Offcut vend du matériel de bricolage dans trois magasins à Bâle, Berne et Zurich. L’holacracie y est entrée en jeu « au moment d’organiser le réseau national », explique Dominik Seitz, responsable d’Offcut Suisse. Il fallait trouver des structures qui « donnaient à chaque site la plus grande autonomie possible et la meilleure possibilité de cogestion, également dans une relation étroite ». Il est assez piquant de constater que les fondatrices, Simone Schelker et Tanja Gantner, ont laissé la direction de l’organisation faîtière à un homme. Mme Gantner répond qu’il y a toujours eu davantage de femmes à Offcut Bâle sans que cela tienne à un choix délibéré, tout comme à Offcut Zurich.

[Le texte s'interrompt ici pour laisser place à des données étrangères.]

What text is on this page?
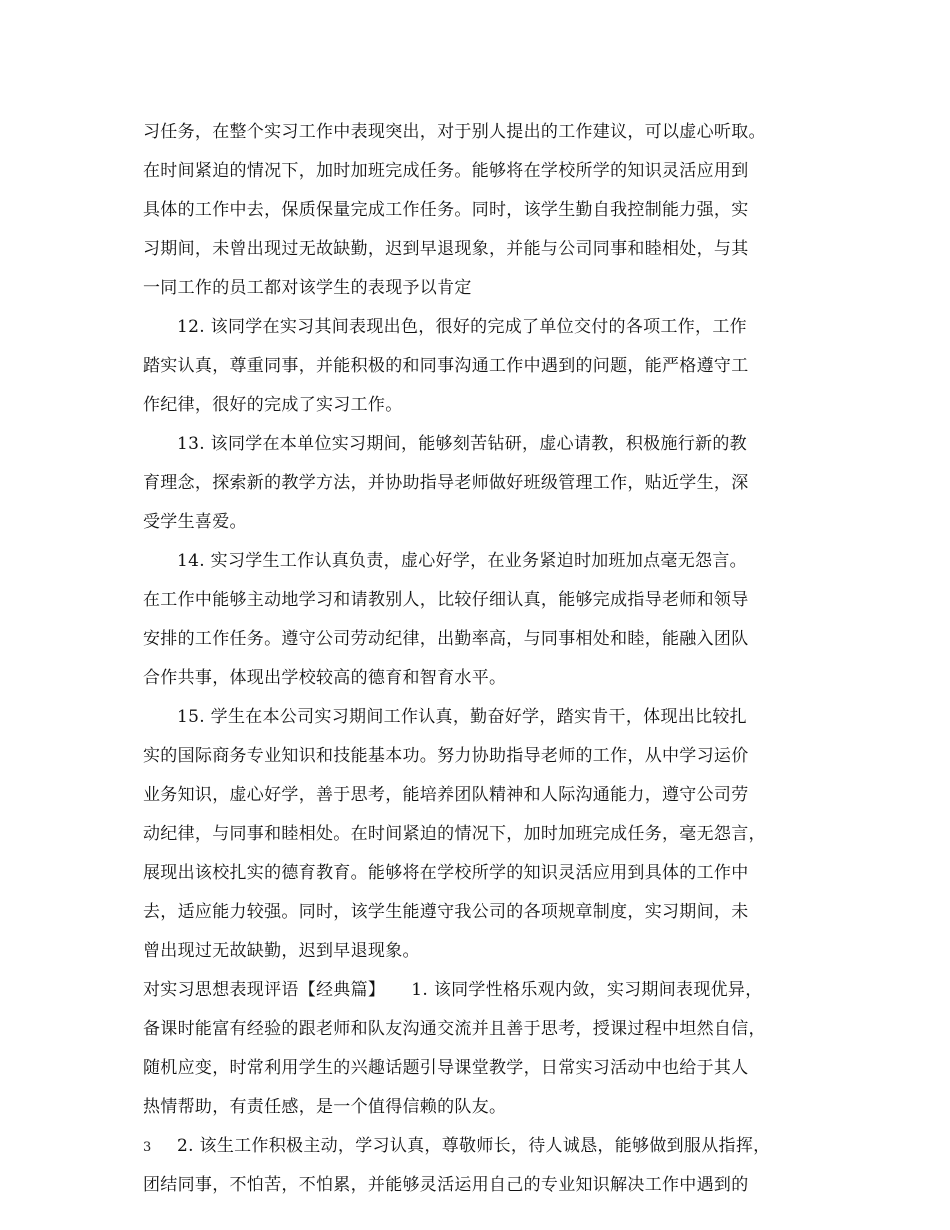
习任务，在整个实习工作中表现突出，对于别人提出的工作建议，可以虚心听取。
在时间紧迫的情况下，加时加班完成任务。能够将在学校所学的知识灵活应用到
具体的工作中去，保质保量完成工作任务。同时，该学生勤自我控制能力强，实
习期间，未曾出现过无故缺勤，迟到早退现象，并能与公司同事和睦相处，与其
一同工作的员工都对该学生的表现予以肯定
12. 该同学在实习其间表现出色，很好的完成了单位交付的各项工作，工作
踏实认真，尊重同事，并能积极的和同事沟通工作中遇到的问题，能严格遵守工
作纪律，很好的完成了实习工作。
13. 该同学在本单位实习期间，能够刻苦钻研，虚心请教，积极施行新的教
育理念，探索新的教学方法，并协助指导老师做好班级管理工作，贴近学生，深
受学生喜爱。
14. 实习学生工作认真负责，虚心好学，在业务紧迫时加班加点毫无怨言。
在工作中能够主动地学习和请教别人，比较仔细认真，能够完成指导老师和领导
安排的工作任务。遵守公司劳动纪律，出勤率高，与同事相处和睦，能融入团队
合作共事，体现出学校较高的德育和智育水平。
15. 学生在本公司实习期间工作认真，勤奋好学，踏实肯干，体现出比较扎
实的国际商务专业知识和技能基本功。努力协助指导老师的工作，从中学习运价
业务知识，虚心好学，善于思考，能培养团队精神和人际沟通能力，遵守公司劳
动纪律，与同事和睦相处。在时间紧迫的情况下，加时加班完成任务，毫无怨言，
展现出该校扎实的德育教育。能够将在学校所学的知识灵活应用到具体的工作中
去，适应能力较强。同时，该学生能遵守我公司的各项规章制度，实习期间，未
曾出现过无故缺勤，迟到早退现象。
对实习思想表现评语【经典篇】　　1. 该同学性格乐观内敛，实习期间表现优异，
备课时能富有经验的跟老师和队友沟通交流并且善于思考，授课过程中坦然自信，
随机应变，时常利用学生的兴趣话题引导课堂教学，日常实习活动中也给于其人
热情帮助，有责任感，是一个值得信赖的队友。
2. 该生工作积极主动，学习认真，尊敬师长，待人诚恳，能够做到服从指挥，
团结同事，不怕苦，不怕累，并能够灵活运用自己的专业知识解决工作中遇到的
3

Gerhard Andrey est convaincu que l’holacratie offre de meilleures chances aux femmes. Il cite comme exemple l’un des rôles standard dans la structure holacratique, celui de « lien principal » : « Dans le cercle qui englobe toute l’organisation de Liip – ou General Company Circle – onze femmes et treize hommes sont des liens principaux, alors que les femmes représentent 29 pour cent de l’effectif total de l’entreprise. » Cependant, mettre l’accent seulement sur la question du genre le dérange : « On parle trop rarement de pouvoir, parce que c’est de cela qu’il s’agit en réalité. Peu importe qui l’a entre les mains : en avoir trop est généralement néfaste. L’holacratie décentralise le pouvoir et empêche sa concentration. » D’après M. Andrey, l’holacratie réduit bel et bien l’« exploitation de l’ego », ainsi qu’il l’a souvent observé dans son quotidien professionnel : « Des espaces protégés s’ouvrent de manière à résoudre réellement les problèmes. Cela convient bien aux collègues timides, qui ont de bonnes idées, mais n’auraient pas autrement l’occasion de s’exprimer. »

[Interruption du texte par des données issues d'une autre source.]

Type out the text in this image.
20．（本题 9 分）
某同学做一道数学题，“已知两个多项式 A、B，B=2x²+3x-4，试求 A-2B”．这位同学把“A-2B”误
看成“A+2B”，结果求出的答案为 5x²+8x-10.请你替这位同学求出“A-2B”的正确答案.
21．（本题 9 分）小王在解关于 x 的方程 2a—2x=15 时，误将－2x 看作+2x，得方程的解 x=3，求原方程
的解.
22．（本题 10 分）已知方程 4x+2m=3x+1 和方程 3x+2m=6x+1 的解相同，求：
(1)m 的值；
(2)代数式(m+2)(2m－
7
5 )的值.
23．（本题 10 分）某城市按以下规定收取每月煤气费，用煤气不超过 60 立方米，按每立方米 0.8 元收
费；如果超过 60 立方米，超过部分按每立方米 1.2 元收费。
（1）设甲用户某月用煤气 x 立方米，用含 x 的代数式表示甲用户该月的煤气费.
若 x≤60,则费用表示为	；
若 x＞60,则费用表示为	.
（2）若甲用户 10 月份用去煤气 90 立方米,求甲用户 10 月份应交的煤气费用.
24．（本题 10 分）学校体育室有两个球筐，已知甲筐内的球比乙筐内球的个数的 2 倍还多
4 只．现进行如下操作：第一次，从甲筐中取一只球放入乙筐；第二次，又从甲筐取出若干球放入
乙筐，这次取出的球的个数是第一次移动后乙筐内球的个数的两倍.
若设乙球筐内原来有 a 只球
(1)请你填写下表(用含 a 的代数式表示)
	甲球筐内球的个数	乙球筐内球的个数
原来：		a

Plus efficace ? Plus équitable ? Ou les deux ?

Gerhard Andrey précise en outre que des cultures très différentes interviennent dans la mise en œuvre de l’holacratie. C’est d’ailleurs là-dessus que se concentrent les critiques de cette belle idée. On entend souvent dire qu’elle ne reposerait pas forcément sur une question d’équité, mais avant tout sur une logique de rendement. Ou encore que le grand succès de ce modèle tient à sa promesse de donner de l’agilité aux entreprises dans un monde économique en évolution rapide. M. Andrey confirme ce dernier point, car dans une certaine mesure, les changements sont programmés dans le système holacratique : « L’organisation peut vite s’adapter à des circonstances nouvelles, sans qu’il faille attendre des décisions venant d’en haut. » L’image d’une nuée d’oiseaux est probablement celle qui représente le mieux cette direction décentralisée. Se préoccuperait-on alors moins des besoins du personnel que de rendre l’entreprise plus performante ? Même si tel était le cas, rien n’empêche de dépasser quelques structures de genre bien enracinées.